Сашка, пожав плечами, привалился к стенке, содрал противогаз – автомат, однако, из рук не выпустил, предусмотрительно направив его на дверной проем.
– Ну и встряли ж мы… По полной – ни туда, ни сюда. Да еще и дрянь какая-то на втором этаже сидит…
– А противогаз-то зачем снял? – спросил Данил.
Сашка достал дозиметр, глянул в окошко – и молча продемонстрировал товарищу.
– Все еще ноль…
Данил помедлил – и тоже потянул кверху резиновую морду «хрюши».
– Так что? Пойдем? – спросил Сашка. – В подвал-то?..
– Саня, да у нас выбора нет. Сам видишь – двери для нас закрыты. В окнах – тоже черт те что творится. На второй этаж не пройти. Остается последний путь…
Сашку передернуло.
– Сплюнь! – злобно зашипел он. – Какой еще, на хрен, «последний путь»!..
Данил, осознав, что он сморозил, тут же поплевал через плечо.
– Мы еще, между прочим, первый этаж до конца не осмотрели, – продолжал меж тем все так же злобно шипеть напарник. – Ты вот как хочешь – а я, пока все комнаты тут не обшарю и окна не проверю, – в подвал ни ногой! Не просто так все это… голоса эти, смех, топот… Я чуть штаны не обмочил – на полном серьезе говорю! Спустимся в подвал – только нас и видали!
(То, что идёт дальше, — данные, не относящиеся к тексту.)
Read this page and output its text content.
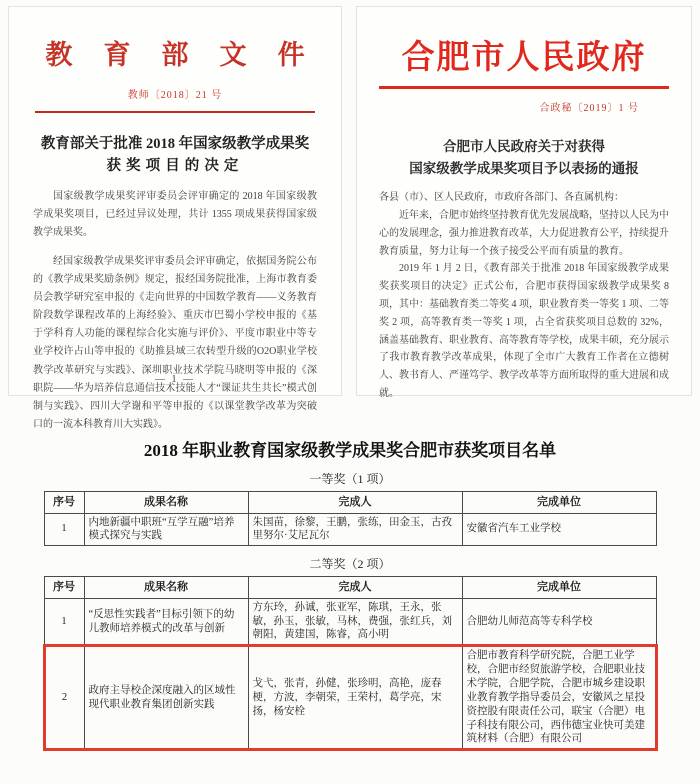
教 育 部 文 件
教师〔2018〕21 号
教育部关于批准 2018 年国家级教学成果奖
获奖项目的决定

国家级教学成果奖评审委员会评审确定的 2018 年国家级教学成果奖项目，已经过异议处理，共计 1355 项成果获得国家级教学成果奖。

经国家级教学成果奖评审委员会评审确定，依据国务院公布的《教学成果奖励条例》规定，报经国务院批准，上海市教育委员会教学研究室申报的《走向世界的中国数学教育——义务教育阶段数学课程改革的上海经验》、重庆市巴蜀小学校申报的《基于学科育人功能的课程综合化实施与评价》、平度市职业中等专业学校许占山等申报的《助推县域三农转型升级的O2O职业学校教学改革研究与实践》、深圳职业技术学院马晓明等申报的《深职院——华为培养信息通信技术技能人才“课证共生共长”模式创制与实践》、四川大学谢和平等申报的《以课堂教学改革为突破口的一流本科教育川大实践》。

— 1 —
合肥市人民政府
合政秘〔2019〕1 号
合肥市人民政府关于对获得
国家级教学成果奖项目予以表扬的通报

各县（市）、区人民政府，市政府各部门、各直属机构：

近年来，合肥市始终坚持教育优先发展战略，坚持以人民为中心的发展理念，强力推进教育改革，大力促进教育公平，持续提升教育质量，努力让每一个孩子接受公平而有质量的教育。

2019 年 1 月 2 日，《教育部关于批准 2018 年国家级教学成果奖获奖项目的决定》正式公布，合肥市获得国家级教学成果奖 8 项，其中：基础教育类二等奖 4 项，职业教育类一等奖 1 项、二等奖 2 项，高等教育类一等奖 1 项，占全省获奖项目总数的 32%，涵盖基础教育、职业教育、高等教育等学校，成果丰硕，充分展示了我市教育教学改革成果，体现了全市广大教育工作者在立德树人、教书育人、严谨笃学、教学改革等方面所取得的重大进展和成就。

2018 年职业教育国家级教学成果奖合肥市获奖项目名单
一等奖（1 项）
序号	成果名称	完成人	完成单位
1	内地新疆中职班“互学互融”培养模式探究与实践	朱国苗，徐黎，王鹏，张练，田金玉，古孜里努尔·艾尼瓦尔	安徽省汽车工业学校
二等奖（2 项）
序号	成果名称	完成人	完成单位
1	“反思性实践者”目标引领下的幼儿教师培养模式的改革与创新	方东玲，孙诚，张亚军，陈琪，王永，张敏，孙玉，张敏，马林，费强，张红兵，刘朝阳，黄建国，陈睿，高小明	合肥幼儿师范高等专科学校
2	政府主导校企深度融入的区域性现代职业教育集团创新实践	戈弋，张青，孙健，张珍明，高艳，庞春梗，方波，李朝荣，王荣村，葛学亮，宋扬，杨安栓	合肥市教育科学研究院，合肥工业学校，合肥市经贸旅游学校，合肥职业技术学院，合肥学院，合肥市城乡建设职业教育教学指导委员会，安徽风之星投资控股有限责任公司，联宝（合肥）电子科技有限公司，西伟德宝业快可美建筑材料（合肥）有限公司
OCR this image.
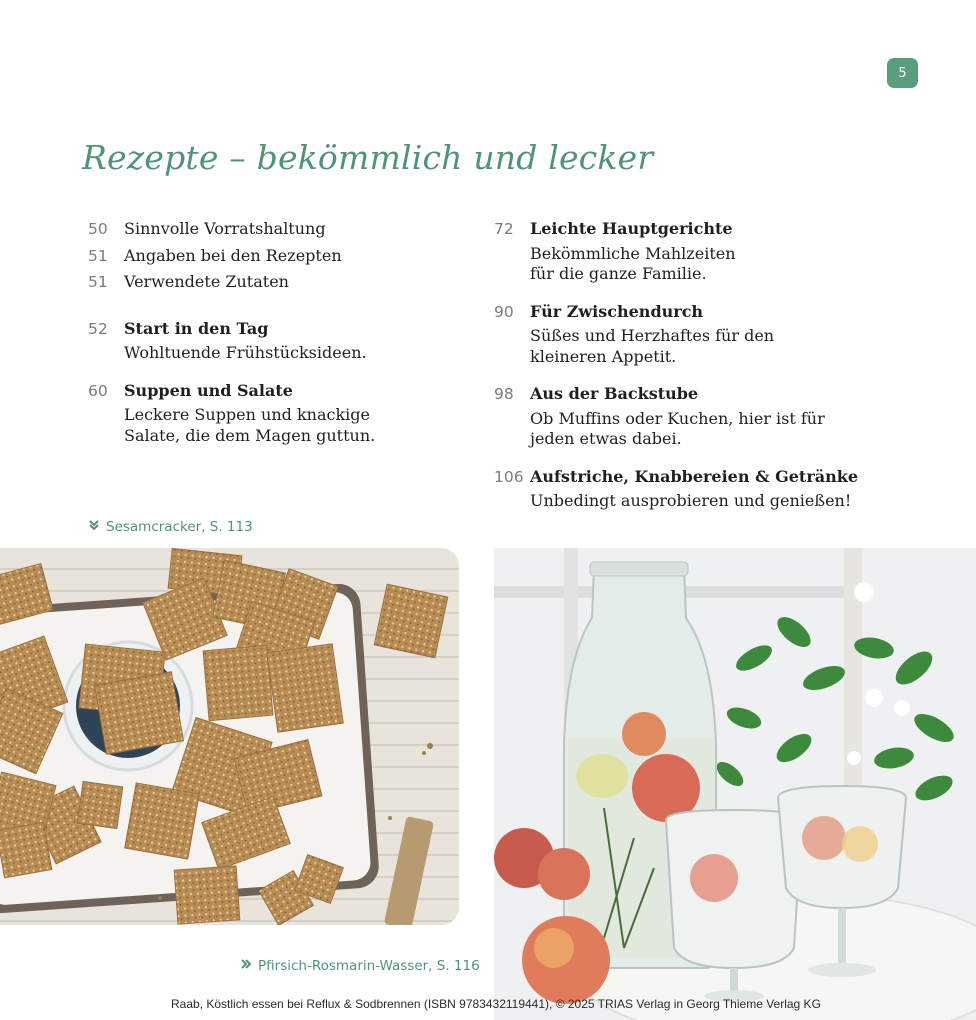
5
Rezepte – bekömmlich und lecker
50 Sinnvolle Vorratshaltung
51 Angaben bei den Rezepten
51 Verwendete Zutaten
52 Start in den Tag
Wohltuende Frühstücksideen.
60 Suppen und Salate
Leckere Suppen und knackige Salate, die dem Magen guttun.
72 Leichte Hauptgerichte
Bekömmliche Mahlzeiten für die ganze Familie.
90 Für Zwischendurch
Süßes und Herzhaftes für den kleineren Appetit.
98 Aus der Backstube
Ob Muffins oder Kuchen, hier ist für jeden etwas dabei.
106 Aufstriche, Knabbereien & Getränke
Unbedingt ausprobieren und genießen!
Sesamcracker, S. 113
Pfirsich-Rosmarin-Wasser, S. 116
Raab, Köstlich essen bei Reflux & Sodbrennen (ISBN 9783432119441), © 2025 TRIAS Verlag in Georg Thieme Verlag KG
– Нас и так уже… видали, – ответил Данил. – Когда мы в этот детсад вошли…
– А я что говорил?! Нет, ты чего морду воротишь?! – возмутился Санька, видя, как товарищ отмахнулся. – Да ёп… И почему вот всегда так? Косячишь ты – а отвечаем оба?!
Данил на этот вопль из глубины души даже внимания не обратил. Его эта злость порой даже забавляла – Сашка всегда был сторонником «не лезть на рожон» и почти всегда, когда они попадали в очередную передрягу, винил во всем товарища, хотя и у самого частенько рыльце было в пушку. Не хотел бы в детский сад лезть – не полез бы, сумел бы настоять. Когда была в том необходимость, Санька из покладистого парня превращался в упрямейшего, непробиваемого осла, и сдвинуть его с места было невозможно. И тогда оставался только один путь – подчиняться.